Hola Alicia, muy bueno este artículo, siempre que se trate de algo que fué útil. Verdaderamente no nos damos cuenta de cuánto nos desempeñó el pantalón, la blusa, etc. Yo en cambio ¿sabes lo que le digo? Gracias, me fuiste tan útil, en cambio, hay cosas que tú piensas en la vida, que de hecho ha sido asi, y luego al pasar del tiempo, compruebas, que fué todo lo contrario; y te dices a ti misma ¡Pero Dios! ¿y que yo estaba pensando, que use esta porqueria tanto tiempo? En este caso de tú Macuto, no fué asi. Bye. Cuidate.
Me gusto mucho este articulo…Mientras lo leia se desprendia de mi una sonrisa.
hola alicia me gusto el articulo.
pues mis hijas se despidieron de un conjunto rojo, muy elegante
elcual no me ponia, pero que yo, nunca pense echar ala funda de dar,
fue triste. cuidate.
Hola amiga. Me encantó tu articulo porque me recordó el trabajo que me dió desprenderme de mis cachibaches cuando tuve que emigrar. Cada tasa, vaso o cortina tenía un recuerdo, pero como bien explicas, cuando lo regalamos a otra persona nos queda la satisfacción de que otros también lo disfrutaran como lo hizo uno en su momento. Por si no te di la despedida que merecias, aprovecho esta ocasión para decirte “Te extraño”
Cuidate mucho para que sigas deleitandonos con tus ocurrencias.
Hola Alicia:
En verdad considero tu artículo de la despedida de tu cartera muy edificante, ya que nos pone a pensar en lo malagradecimos que somos con quiene o que nos da su servicio gratuitamente sin emitir ningun jucio y al menor contratiempo lo desechamos o comenzamos a denigrar diciendo lo poco que sirve, sin tomar en cuenta todo lo que nos ayudo en el pasado.
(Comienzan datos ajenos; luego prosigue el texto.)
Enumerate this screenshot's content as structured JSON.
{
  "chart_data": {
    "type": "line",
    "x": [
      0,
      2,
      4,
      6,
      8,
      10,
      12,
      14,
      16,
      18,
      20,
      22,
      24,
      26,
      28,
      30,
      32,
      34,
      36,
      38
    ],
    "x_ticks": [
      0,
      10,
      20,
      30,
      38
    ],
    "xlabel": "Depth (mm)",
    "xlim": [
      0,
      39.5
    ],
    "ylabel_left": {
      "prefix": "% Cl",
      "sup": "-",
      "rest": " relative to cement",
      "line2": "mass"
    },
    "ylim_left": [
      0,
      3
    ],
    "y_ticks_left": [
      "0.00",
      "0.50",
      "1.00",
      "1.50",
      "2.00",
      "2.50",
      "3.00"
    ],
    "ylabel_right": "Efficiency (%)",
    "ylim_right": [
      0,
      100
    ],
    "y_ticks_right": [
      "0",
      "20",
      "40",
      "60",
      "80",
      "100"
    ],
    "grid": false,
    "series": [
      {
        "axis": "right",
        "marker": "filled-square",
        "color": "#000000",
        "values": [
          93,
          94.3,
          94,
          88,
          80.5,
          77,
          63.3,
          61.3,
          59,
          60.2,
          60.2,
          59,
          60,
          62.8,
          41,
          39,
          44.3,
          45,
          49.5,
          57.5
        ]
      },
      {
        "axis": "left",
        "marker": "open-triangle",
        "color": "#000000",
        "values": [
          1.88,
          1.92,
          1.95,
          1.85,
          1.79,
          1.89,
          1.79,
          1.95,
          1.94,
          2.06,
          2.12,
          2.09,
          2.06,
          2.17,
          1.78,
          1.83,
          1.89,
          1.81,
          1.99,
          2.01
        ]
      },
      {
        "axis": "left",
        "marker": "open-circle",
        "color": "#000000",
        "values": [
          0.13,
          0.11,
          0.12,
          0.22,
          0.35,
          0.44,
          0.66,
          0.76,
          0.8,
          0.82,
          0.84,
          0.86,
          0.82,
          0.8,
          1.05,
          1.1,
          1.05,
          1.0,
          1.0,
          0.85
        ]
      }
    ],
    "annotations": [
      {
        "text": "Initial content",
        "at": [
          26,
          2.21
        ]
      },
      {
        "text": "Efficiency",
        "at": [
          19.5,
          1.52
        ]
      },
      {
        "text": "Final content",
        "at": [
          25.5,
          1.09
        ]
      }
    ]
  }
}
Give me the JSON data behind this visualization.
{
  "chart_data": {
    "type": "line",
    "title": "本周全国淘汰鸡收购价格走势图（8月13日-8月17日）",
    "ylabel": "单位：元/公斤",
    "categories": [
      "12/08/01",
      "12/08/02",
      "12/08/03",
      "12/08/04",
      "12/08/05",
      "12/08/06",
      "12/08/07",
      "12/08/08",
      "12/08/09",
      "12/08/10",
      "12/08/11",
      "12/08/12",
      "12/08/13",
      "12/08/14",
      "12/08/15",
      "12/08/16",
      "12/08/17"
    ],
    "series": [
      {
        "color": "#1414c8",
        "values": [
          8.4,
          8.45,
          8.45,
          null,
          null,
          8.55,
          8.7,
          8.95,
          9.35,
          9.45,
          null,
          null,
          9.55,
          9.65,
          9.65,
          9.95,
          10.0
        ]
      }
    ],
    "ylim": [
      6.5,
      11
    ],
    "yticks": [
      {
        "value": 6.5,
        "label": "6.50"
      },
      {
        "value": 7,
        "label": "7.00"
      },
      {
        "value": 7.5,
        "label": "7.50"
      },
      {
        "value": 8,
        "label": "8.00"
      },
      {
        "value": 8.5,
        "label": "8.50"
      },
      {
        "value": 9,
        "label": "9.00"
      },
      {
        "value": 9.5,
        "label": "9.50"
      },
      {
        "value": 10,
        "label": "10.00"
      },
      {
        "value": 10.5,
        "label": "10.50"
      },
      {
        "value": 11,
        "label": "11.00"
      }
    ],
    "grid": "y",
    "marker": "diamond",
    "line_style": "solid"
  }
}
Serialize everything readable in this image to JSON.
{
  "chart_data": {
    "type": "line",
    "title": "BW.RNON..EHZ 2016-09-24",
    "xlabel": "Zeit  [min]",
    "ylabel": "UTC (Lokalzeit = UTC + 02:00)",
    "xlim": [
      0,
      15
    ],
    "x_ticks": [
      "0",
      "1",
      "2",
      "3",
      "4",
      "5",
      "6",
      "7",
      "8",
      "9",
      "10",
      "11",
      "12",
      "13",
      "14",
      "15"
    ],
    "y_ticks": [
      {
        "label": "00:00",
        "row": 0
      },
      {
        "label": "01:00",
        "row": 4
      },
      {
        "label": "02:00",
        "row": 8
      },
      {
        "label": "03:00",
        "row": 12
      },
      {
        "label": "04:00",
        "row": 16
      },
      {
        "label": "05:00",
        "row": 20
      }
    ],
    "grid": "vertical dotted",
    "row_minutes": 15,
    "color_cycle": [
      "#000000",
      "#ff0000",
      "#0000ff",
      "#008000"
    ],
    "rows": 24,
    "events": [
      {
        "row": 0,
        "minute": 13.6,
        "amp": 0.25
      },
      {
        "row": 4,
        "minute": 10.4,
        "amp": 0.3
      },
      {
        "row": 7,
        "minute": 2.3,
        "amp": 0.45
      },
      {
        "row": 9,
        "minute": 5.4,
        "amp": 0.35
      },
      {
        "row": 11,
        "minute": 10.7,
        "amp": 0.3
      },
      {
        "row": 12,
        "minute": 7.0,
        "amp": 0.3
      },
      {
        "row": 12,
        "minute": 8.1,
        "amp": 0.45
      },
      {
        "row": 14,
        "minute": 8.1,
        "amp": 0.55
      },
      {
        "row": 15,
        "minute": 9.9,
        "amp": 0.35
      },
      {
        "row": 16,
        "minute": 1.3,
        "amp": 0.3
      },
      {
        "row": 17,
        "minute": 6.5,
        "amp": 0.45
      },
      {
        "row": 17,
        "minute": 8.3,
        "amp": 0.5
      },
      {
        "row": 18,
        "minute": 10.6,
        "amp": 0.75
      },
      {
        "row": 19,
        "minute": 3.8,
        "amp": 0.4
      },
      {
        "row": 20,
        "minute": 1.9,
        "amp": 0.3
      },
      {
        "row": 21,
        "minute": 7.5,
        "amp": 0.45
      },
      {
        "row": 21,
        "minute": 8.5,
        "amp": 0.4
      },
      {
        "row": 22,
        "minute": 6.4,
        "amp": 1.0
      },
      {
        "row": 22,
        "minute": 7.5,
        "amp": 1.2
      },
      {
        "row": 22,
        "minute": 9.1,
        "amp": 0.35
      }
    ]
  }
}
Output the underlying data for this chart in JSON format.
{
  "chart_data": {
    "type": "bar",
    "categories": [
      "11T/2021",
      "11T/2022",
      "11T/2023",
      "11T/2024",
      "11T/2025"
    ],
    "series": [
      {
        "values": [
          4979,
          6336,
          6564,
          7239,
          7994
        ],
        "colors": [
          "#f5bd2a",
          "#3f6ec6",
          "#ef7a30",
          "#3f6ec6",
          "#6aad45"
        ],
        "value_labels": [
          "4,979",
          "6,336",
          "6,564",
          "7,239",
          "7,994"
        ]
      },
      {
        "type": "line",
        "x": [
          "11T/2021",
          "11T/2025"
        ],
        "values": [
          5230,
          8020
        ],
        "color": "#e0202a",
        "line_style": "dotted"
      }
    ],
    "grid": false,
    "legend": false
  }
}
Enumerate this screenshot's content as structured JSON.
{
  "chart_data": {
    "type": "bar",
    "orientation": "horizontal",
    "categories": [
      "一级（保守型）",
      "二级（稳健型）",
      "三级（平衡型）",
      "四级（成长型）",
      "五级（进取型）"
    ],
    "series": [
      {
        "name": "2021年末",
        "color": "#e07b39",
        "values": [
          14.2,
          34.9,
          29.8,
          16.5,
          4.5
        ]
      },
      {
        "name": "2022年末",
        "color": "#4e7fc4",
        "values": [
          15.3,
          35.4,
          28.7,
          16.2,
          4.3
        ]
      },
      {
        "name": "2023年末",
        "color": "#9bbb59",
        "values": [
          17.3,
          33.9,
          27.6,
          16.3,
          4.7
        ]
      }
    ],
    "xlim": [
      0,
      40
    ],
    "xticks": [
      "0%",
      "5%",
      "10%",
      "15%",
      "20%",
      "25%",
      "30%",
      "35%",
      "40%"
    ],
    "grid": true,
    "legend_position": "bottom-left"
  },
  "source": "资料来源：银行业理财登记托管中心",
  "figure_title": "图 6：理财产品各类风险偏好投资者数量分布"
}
Felicidades por edificarnos.
QUERIDA ALICIA: COMO ESTAS? TE VI EN “ENCUENTRO DIGITAL” Y NO TE RECONOCI..SI NO ES PORQUE HABLAS DE “COSAS DE DUENDES”, JAMAS TE HUBIERA RELACIONADO; TIENES EL PELO MAS LARGO Y ALGO QUE TE HACE LUCIR DIFERENTE. ME GUSTARIA SABER QUE PASO CON “COSAS DE DUENDES”, PUES LOS ARTICULOS QUE HAY SON VIEJOS. DIFRUTO LEERLOS, AUNQUE NO TE ESCRIBA.
DIOS TE SIGA BENDICIENDO.
FRANCIS
Es una realidad que nos encariñamos con las cosas materiales y aunque no lo creas este articulo, nos deja una gran enseñanza, la del dar tenemos que cultivar ese don dar a tanta gente que no tienen nada
JAJAJA, ME PASO LO MISMO CLARO ESTA NO USO “CARTERAS” PERO FUE CON UNA CAMISA QUE DURO CONMIGO MAS DE CUATRO AÑOS Y AUN ASI QUERIA USARLA PERO ME RECOMENDARON QUE LA REGALARA, ME SENTI MAL AL PRINCIPIO PERO ME DI CUENTA QUE SI DAS, RECIBES.